The American premiere of the documentary "Karski and The Lords of Humanity" was held on November 5 at Georgetown University’s Lohrfink Auditorium, with several hundred people getting their first glimpse of the new film at the University where Karski spent 40 years of his life.
The evening began with a short presentation by the Ambassador of the Republic of Poland to the United States, Ryszard Schnepf, and then a discussion with Ambassador Schnepf, former Ambassador of the United States to Poland Stephen Mull and Rev. Dennis McManus of Georgetown’s Jan Karski Institute for Holocaust Education, moderated by Georgetown Professor Robert Lieber.
The discussion centered around the participants’ impressions of Karski, including how they first met him. Lieber indicated that “Karski was a hero, the real thing” while Ambassador Schnepf talked about feeling privileged as a fellow diplomat to learn what Karski did during his life. The Ambassador met Karski as a graduate student in Warsaw and was surprised that he had heard nothing of Karski’s legacy before then. He said that “Jan Karski was a hero but at the same time human. He did not understand the silence of the world.”
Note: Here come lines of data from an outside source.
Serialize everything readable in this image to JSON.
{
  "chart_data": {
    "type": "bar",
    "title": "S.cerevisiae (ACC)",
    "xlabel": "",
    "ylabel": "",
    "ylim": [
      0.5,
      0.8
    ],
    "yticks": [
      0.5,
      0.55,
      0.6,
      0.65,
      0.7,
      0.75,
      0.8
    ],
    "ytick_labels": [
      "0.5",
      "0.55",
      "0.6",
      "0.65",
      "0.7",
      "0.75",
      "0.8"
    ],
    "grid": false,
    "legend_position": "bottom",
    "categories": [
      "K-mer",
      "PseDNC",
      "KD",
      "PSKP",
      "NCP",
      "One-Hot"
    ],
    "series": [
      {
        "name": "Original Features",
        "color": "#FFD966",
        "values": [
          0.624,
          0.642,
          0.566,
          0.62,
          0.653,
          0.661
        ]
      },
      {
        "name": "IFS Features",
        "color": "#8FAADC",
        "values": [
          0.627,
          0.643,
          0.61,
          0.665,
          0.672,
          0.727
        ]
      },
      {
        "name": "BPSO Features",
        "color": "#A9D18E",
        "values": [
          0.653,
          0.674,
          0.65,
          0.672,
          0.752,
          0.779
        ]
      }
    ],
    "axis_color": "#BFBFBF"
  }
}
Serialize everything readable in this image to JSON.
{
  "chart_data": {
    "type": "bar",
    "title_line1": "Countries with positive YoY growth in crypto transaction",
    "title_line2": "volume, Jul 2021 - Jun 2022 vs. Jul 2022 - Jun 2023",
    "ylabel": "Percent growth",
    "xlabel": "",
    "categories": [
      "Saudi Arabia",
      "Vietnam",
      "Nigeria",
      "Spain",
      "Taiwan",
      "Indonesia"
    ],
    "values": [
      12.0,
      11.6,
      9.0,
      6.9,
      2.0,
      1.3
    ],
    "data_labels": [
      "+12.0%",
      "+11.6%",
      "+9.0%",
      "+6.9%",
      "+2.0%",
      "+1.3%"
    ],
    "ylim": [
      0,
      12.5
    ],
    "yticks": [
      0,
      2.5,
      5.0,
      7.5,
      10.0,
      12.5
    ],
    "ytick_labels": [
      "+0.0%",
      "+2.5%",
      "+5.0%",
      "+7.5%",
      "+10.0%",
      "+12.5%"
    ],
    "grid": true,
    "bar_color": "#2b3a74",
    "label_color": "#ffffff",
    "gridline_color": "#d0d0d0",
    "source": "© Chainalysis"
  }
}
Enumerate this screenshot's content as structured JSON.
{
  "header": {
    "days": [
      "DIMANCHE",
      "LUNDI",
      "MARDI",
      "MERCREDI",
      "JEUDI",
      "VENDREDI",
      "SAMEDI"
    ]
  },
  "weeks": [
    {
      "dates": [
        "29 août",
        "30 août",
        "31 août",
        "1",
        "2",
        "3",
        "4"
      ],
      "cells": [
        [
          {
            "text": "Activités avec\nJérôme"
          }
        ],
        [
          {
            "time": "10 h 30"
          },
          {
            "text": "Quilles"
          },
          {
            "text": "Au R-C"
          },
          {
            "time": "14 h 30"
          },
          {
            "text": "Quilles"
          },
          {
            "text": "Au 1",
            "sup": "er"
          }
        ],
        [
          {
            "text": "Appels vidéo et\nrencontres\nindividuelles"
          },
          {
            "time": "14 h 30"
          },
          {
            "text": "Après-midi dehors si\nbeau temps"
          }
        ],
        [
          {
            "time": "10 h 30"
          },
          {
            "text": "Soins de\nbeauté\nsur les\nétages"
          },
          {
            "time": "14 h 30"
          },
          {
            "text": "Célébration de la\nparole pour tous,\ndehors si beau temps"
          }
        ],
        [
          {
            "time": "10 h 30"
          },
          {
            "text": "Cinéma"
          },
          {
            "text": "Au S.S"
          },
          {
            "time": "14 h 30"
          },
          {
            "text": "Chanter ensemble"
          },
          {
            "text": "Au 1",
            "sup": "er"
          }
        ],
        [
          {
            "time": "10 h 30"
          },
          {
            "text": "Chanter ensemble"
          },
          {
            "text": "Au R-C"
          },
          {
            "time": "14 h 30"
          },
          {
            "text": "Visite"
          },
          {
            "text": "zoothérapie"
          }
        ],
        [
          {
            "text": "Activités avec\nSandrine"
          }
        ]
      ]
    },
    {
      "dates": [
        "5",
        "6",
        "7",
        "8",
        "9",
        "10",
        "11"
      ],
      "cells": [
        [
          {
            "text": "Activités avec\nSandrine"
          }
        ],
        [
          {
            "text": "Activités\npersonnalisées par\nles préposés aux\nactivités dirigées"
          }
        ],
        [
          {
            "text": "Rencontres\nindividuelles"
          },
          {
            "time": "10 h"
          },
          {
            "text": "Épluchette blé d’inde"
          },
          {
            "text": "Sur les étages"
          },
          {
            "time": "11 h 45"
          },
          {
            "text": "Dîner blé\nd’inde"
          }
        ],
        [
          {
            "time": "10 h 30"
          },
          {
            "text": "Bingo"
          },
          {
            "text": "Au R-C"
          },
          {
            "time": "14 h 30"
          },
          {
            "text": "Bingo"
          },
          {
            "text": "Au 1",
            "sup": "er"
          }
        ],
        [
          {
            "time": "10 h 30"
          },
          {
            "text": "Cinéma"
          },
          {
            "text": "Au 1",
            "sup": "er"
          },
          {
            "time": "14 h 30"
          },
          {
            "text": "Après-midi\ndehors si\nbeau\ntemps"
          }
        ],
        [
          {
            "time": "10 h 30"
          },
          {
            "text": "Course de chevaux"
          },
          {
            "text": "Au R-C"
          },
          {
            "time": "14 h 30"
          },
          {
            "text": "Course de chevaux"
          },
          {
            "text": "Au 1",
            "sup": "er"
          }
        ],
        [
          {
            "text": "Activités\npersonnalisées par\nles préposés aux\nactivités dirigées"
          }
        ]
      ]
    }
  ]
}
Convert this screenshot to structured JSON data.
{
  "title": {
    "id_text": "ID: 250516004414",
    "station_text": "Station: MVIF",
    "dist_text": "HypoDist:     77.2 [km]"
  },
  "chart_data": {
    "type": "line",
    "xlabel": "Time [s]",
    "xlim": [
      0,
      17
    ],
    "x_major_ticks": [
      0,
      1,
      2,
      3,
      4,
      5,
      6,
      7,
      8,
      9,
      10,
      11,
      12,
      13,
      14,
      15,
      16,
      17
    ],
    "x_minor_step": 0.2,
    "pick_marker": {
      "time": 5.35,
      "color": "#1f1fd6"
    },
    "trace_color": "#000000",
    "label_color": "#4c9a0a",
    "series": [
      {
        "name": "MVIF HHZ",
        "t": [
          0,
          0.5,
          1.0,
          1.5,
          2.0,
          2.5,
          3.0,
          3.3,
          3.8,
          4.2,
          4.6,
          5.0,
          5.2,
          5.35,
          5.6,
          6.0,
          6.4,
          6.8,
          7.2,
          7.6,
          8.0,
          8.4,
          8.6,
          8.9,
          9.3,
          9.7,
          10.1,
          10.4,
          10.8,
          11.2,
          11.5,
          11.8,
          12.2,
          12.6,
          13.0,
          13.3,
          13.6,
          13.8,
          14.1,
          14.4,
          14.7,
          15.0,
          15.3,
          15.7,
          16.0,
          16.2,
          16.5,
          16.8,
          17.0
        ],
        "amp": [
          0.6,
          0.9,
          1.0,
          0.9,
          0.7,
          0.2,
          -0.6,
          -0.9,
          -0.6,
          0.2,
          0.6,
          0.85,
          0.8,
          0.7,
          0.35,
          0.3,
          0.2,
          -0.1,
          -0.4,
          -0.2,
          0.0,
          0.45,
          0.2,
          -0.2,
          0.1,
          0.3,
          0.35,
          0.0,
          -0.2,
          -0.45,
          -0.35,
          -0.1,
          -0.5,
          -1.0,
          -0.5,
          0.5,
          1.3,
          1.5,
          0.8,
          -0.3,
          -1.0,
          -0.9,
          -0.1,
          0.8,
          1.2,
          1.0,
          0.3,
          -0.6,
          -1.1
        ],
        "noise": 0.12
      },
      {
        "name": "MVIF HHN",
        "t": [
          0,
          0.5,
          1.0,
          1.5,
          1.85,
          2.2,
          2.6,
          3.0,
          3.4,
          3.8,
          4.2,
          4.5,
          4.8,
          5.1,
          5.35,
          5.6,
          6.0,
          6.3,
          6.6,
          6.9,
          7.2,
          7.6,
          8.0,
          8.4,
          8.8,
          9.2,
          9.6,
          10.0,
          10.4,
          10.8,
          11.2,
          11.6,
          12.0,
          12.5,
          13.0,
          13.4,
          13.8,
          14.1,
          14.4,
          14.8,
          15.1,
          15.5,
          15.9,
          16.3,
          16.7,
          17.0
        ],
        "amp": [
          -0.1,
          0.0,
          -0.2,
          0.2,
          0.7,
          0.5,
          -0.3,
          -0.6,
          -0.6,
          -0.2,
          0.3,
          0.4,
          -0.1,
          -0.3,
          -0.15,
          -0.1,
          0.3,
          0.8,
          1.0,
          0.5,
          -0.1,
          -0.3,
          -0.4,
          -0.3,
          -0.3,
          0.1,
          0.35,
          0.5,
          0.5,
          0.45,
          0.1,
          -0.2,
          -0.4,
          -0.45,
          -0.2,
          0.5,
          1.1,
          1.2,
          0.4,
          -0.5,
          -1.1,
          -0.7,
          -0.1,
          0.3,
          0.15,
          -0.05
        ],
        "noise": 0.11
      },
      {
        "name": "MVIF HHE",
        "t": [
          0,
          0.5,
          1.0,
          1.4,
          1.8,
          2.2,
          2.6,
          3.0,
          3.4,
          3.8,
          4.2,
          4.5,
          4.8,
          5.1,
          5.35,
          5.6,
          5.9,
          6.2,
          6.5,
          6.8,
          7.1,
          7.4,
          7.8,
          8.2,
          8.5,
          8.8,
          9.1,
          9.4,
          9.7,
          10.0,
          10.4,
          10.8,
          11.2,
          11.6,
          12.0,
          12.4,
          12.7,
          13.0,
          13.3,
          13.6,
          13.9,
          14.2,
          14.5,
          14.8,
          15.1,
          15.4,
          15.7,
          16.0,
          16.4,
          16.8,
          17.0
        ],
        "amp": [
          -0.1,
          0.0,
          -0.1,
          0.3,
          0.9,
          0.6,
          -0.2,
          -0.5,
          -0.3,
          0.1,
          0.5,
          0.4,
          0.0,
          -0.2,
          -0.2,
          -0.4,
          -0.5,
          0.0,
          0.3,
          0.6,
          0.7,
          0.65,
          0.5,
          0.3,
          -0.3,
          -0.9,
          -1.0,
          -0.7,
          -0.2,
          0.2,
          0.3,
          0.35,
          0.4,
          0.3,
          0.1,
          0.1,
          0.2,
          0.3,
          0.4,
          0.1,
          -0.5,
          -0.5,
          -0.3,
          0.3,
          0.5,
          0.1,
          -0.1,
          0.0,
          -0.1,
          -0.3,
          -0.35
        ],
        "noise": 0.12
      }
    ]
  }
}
Ambassador Mull was a student of Karski’s, and Karski was the first Pole he ever met. He described Karski as striding into class and having a passionate style of speaking that he had never seen at Georgetown. He mentioned that he made a point of attending every lecture of Karski’s class.
Father McManus fascinated the audience with a story about a former Archbishop of Washington who, while visiting the Auschwitz Museum, put his hands into ashes, causing him to hear voices and see images of people, presumably those who had perished there. After conferring with Pope John Paul II, he was told that this vision was a gift and that he had to do something to prevent another Auschwitz from happening again. So the Archbishop enlisted Fr. McManus into an initiative about Jewish-Catholic dialog at Georgetown, leading to his interaction with Karski.
Then the documentary began.
Combining historical photography and film footage of Karski with animation, the film portrayed Karski and his times in a powerful but thoughtful way. Footage from Karski’s “Shoah” appearance revealed to the audience Karski’s emotion over events that he had witnessed decades before. Then the voice of his American biographer Tom Woods narrated, followed by British historian Martin Gilbert, who provided context into Churchill’s perspective. Zbigniew Brzezinski spoke about his reaction to meeting Karski as a child.
Animated sequences provided natural transitions between sections of Karski’s story in a surprisingly effective way.
Even though Karski had felt that his actions had little impact, it was pointed out that the War Refugee Board was established after his meetings with Western officials, resulting in the saving of about 200,000 Hungarian and Romanian Jews.
The film’s title apparently alludes to how Karski referred to Roosevelt, as a “Lord of Humanity” who had power over millions of people. The irony is obvious in using this term when applied to FDR, Anthony Eden, Pope Pius XX and all the others who turned their backs on the plight of the Poles and the Jews.
This outstanding film was directed by Sławomir Grünberg, produced by Dariusz Jablonski, and the screenplay was written by Katka Reszke, all of whom spoke after the showing. The process of completing this film was described by Reszke as “both challenging and transformative.” Jablonski indicated that “[Karski’s] job is not finished but with this film, thousands more will learn” about his legacy.
And in fact, two additional documentaries are planned using footage shot during the seven years that the film was in production. "Karski and The Lords of Humanity" has been submitted for an Academy Award for a documentary feature.